CUDA kernel from matlab CUDA kernel for matrix operations from matlab

Hi,

I am using the compilation utility for running the CUDA kernel from Matlab.

I am implementing the matrix multiplication for brushing up my CUDA skills.
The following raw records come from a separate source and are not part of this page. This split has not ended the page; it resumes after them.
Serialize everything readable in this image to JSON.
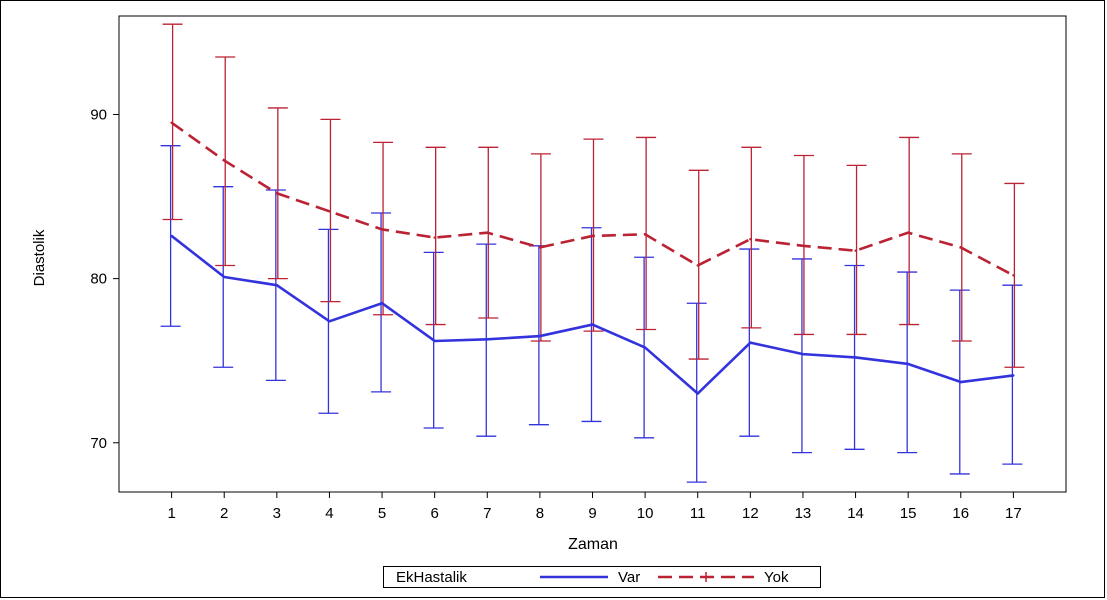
{
  "chart_data": {
    "type": "line",
    "xlabel": "Zaman",
    "ylabel": "Diastolik",
    "x": [
      1,
      2,
      3,
      4,
      5,
      6,
      7,
      8,
      9,
      10,
      11,
      12,
      13,
      14,
      15,
      16,
      17
    ],
    "ylim": [
      67,
      96
    ],
    "yticks": [
      70,
      80,
      90
    ],
    "grid": false,
    "legend": {
      "title": "EkHastalik",
      "placement": "bottom"
    },
    "series": [
      {
        "name": "Var",
        "color": "#3333dd",
        "style": "solid",
        "values": [
          82.6,
          80.1,
          79.6,
          77.4,
          78.5,
          76.2,
          76.3,
          76.5,
          77.2,
          75.8,
          73.0,
          76.1,
          75.4,
          75.2,
          74.8,
          73.7,
          74.1
        ],
        "upper": [
          88.1,
          85.6,
          85.4,
          83.0,
          84.0,
          81.6,
          82.1,
          82.0,
          83.1,
          81.3,
          78.5,
          81.8,
          81.2,
          80.8,
          80.4,
          79.3,
          79.6
        ],
        "lower": [
          77.1,
          74.6,
          73.8,
          71.8,
          73.1,
          70.9,
          70.4,
          71.1,
          71.3,
          70.3,
          67.6,
          70.4,
          69.4,
          69.6,
          69.4,
          68.1,
          68.7
        ]
      },
      {
        "name": "Yok",
        "color": "#bb2233",
        "style": "dashed",
        "values": [
          89.5,
          87.2,
          85.2,
          84.1,
          83.0,
          82.5,
          82.8,
          81.9,
          82.6,
          82.7,
          80.8,
          82.4,
          82.0,
          81.7,
          82.8,
          81.9,
          80.2
        ],
        "upper": [
          95.5,
          93.5,
          90.4,
          89.7,
          88.3,
          88.0,
          88.0,
          87.6,
          88.5,
          88.6,
          86.6,
          88.0,
          87.5,
          86.9,
          88.6,
          87.6,
          85.8
        ],
        "lower": [
          83.6,
          80.8,
          80.0,
          78.6,
          77.8,
          77.2,
          77.6,
          76.2,
          76.8,
          76.9,
          75.1,
          77.0,
          76.6,
          76.6,
          77.2,
          76.2,
          74.6
        ]
      }
    ]
  }
}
Here is the code that I am using.

#include "cuda.h"

#include "mex.h"

__global__ void mmkernel(float *a, float *b, float *c, int N, int M, int K)

{

   int i = blockIdx.x * 64 + threadIdx.x;

  int j = blockIdx.y;

  int tx = threadIdx.x;

  __shared__ float cb[32];

  float sum0 = 0.0f, sum1=0.0f;

  for (int ks = 0; ks < M; ks+= 32) {

    cb[tx] = b[ks+tx+M*j];

    __syncthreads();

    for (int k = ks; k< ks+32; k++) {

        sum0 += a[i+N*k] * cb[k-ks];

        sum1 += a[i+32+N*k] * cb[k-ks];

    }

    __syncthreads();

  }

  c [i+N*j] = sum0;

  c[i+32+N*j] = sum1;

}

void mexFunction(int nlhs,mxArray *plhs[],int nrhs,const mxArray *prhs[])

{

        int i,j,m,n,o,p;

        double *data1,*data2,*m_ans;

        float *h1,*h2,*h3;

        float *d_data1,*d_data2,*d_ans;

m = mxGetM(prhs[0]);

        n = mxGetN(prhs[0]);

o = mxGetM(prhs[1]);

        p = mxGetN(prhs[1]);

        plhs[0] = mxCreateDoubleMatrix(m,p,mxREAL);

        data1 = mxGetPr(prhs[0]);

        data2 = mxGetPr(prhs[1]);

        h1 = (float*) mxMalloc(sizeof(float)*m*n);

        h2 = (float*) mxMalloc(sizeof(float)*o*p);

        for(i=0;i<m*n;i++)

        {

                h1[i] = float(data1[i]);

        }

        for(j=0;j< o*p;j++)

        {

                h2[i] = float(data2[j]);

        }

h3 = (float*)mxMalloc(sizeof(float)*m*p);

cudaMalloc((void**)&d_data1,sizeof(float)*m*n);

        cudaMalloc((void**)&d_data2,sizeof(float)*o*p);

        cudaMalloc((void**)&d_ans,sizeof(float)*m*p);

        cudaMemcpy(d_data1,h1,sizeof(float)*m*n,cudaMemcpyHostToDevice);

        cudaMemcpy(d_data2,h2,sizeof(float)*o*p,cudaMemcpyHostToDevice);

        dim3 dimBlock(32);

        dim3 dimGrid(n/64,n);

        mmkernel<<<dimGrid,dimBlock>>>(d_data1,d_data2,d_ans,m,n,p);

        cudaMemcpy(h3,d_ans,sizeof(float)*m*p,cudaMemcpyDeviceToHost);

        m_ans = mxGetPr(plhs[0]);

        for(j = 0;j<m*p;j++)

        {

                m_ans[j] = (double)h3[j];

        }

        mxFree(h1);

        mxFree(h2);

        mxFree(h3);

        cudaFree(d_data1);

        cudaFree(d_data2);

        cudaFree(d_ans);

}

After passing the two matrices as

f = ones(512,512) and g = ones(512,512)

to h = matmul(f,g) which is the resultant CUDA kernel for mex, I am getting all values of h as 0.

Can anyone help me by providing me hints, as to where am I going wrong?

Thanks in advance.

Cheers.

Perhaps you could begin by simplifying your kernel to the point where you are certain that you know that it’s working correctly. Doing a simple matrix addition: output = data1 + data2 should give you the output=2*ones(512,512) in your abov example.

This way you can deduct wheter it’s an error in the host code or the device code.